TDAY bear put spread positions are structurally moderately bearish; the modeled P&L assumes European-style exercise at expiration and ignores early assignment, transaction costs, dividends paid before expiry on the stock leg (when present), and the bid-ask spread on the listed chain. TDAY positions also carry Communication Services sector concentration risk; news flow inside the sector (peer earnings, regulatory shifts, supply-chain headlines) can move TDAY alongside the broader basket even when TDAY-specific fundamentals are unchanged. Long-premium structures like a bear put spread on TDAY are particularly exposed to IV-crush risk through scheduled events (earnings, FDA decisions, central-bank meetings) where IV typically contracts post-event regardless of the directional outcome. Always rebuild the position from current TDAY chain quotes before placing a trade.
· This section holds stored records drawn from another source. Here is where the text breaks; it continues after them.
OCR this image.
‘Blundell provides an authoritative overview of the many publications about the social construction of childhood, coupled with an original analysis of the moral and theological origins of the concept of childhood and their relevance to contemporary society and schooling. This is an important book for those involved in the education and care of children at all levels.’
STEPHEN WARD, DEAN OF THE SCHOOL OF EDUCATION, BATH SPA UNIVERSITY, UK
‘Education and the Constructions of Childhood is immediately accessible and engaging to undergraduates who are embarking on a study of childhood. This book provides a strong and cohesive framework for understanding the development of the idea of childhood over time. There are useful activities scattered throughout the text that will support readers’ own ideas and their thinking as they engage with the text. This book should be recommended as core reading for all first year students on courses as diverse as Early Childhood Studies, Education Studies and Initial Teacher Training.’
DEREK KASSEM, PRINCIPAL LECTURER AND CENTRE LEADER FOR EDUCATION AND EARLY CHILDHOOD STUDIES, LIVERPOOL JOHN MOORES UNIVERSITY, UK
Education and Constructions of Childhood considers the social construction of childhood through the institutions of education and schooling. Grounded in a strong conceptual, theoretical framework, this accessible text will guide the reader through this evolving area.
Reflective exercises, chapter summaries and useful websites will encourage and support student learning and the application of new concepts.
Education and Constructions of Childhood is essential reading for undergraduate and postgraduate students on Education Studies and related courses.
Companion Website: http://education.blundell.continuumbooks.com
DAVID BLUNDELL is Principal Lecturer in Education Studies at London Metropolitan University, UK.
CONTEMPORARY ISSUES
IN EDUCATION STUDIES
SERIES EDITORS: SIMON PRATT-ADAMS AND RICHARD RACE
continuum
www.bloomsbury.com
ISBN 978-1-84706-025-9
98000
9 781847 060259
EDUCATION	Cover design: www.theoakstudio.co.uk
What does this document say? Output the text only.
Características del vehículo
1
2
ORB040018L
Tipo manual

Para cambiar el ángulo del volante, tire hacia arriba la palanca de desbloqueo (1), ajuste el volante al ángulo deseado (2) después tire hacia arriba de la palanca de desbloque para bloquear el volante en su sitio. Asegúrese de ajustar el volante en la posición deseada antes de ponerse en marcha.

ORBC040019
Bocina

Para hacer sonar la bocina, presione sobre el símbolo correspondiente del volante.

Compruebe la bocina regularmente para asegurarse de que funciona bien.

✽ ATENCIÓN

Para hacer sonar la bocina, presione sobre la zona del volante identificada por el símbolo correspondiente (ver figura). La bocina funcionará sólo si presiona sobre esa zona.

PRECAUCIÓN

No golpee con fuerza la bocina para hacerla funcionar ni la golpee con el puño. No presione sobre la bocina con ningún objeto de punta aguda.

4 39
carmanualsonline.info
Frequently asked questions
- What is a bear put spread on TDAY?
- A bear put spread on TDAY is the bear put spread strategy applied to TDAY (stock). The strategy is structurally moderately bearish: A bear put spread buys an at-the-money put and sells an out-of-the-money put at a lower strike for defined risk and defined reward bounded by the strike width. With TDAY stock trading near $7.30, the strikes shown on this page are snapped to the nearest listed TDAY chain strike and the premiums come straight from the end-of-day bid/ask midpoint.
- How are TDAY bear put spread max profit and max loss calculated?
- Max profit equals strike width minus net debit times 100; max loss equals net debit times 100. Breakeven is long-put strike minus net debit. For the TDAY bear put spread priced from the end-of-day chain at a 30-day expiry (ATM IV 47.10%), the computed maximum profit is unbounded per contract and the computed maximum loss is unbounded per contract. Live intraday quotes will differ as the chain moves through the trading session.
- What is the breakeven for a TDAY bear put spread?
- The breakeven for the TDAY bear put spread priced on this page is no defined breakeven on the modeled curve at expiration, derived from end-of-day chain premiums. Breakeven is the underlying price at which the strategy's P&L crosses zero ignoring transaction costs and assignment risk. The current TDAY market-implied 1-standard-deviation expected move is approximately 13.50%; if the move sits well outside the breakeven distance, the structure's risk-reward becomes correspondingly tighter.
- When should you consider a bear put spread on TDAY?
- Bear put spreads on TDAY reduce the cost of a bearish TDAY stock position by selling a lower-strike put; suited to moderate-decline theses where price reaches but does not vastly exceed the short strike.
- How does current TDAY implied volatility affect this bear put spread?
- Current TDAY ATM IV is 47.10%; IV rank context is unavailable in the current snapshot.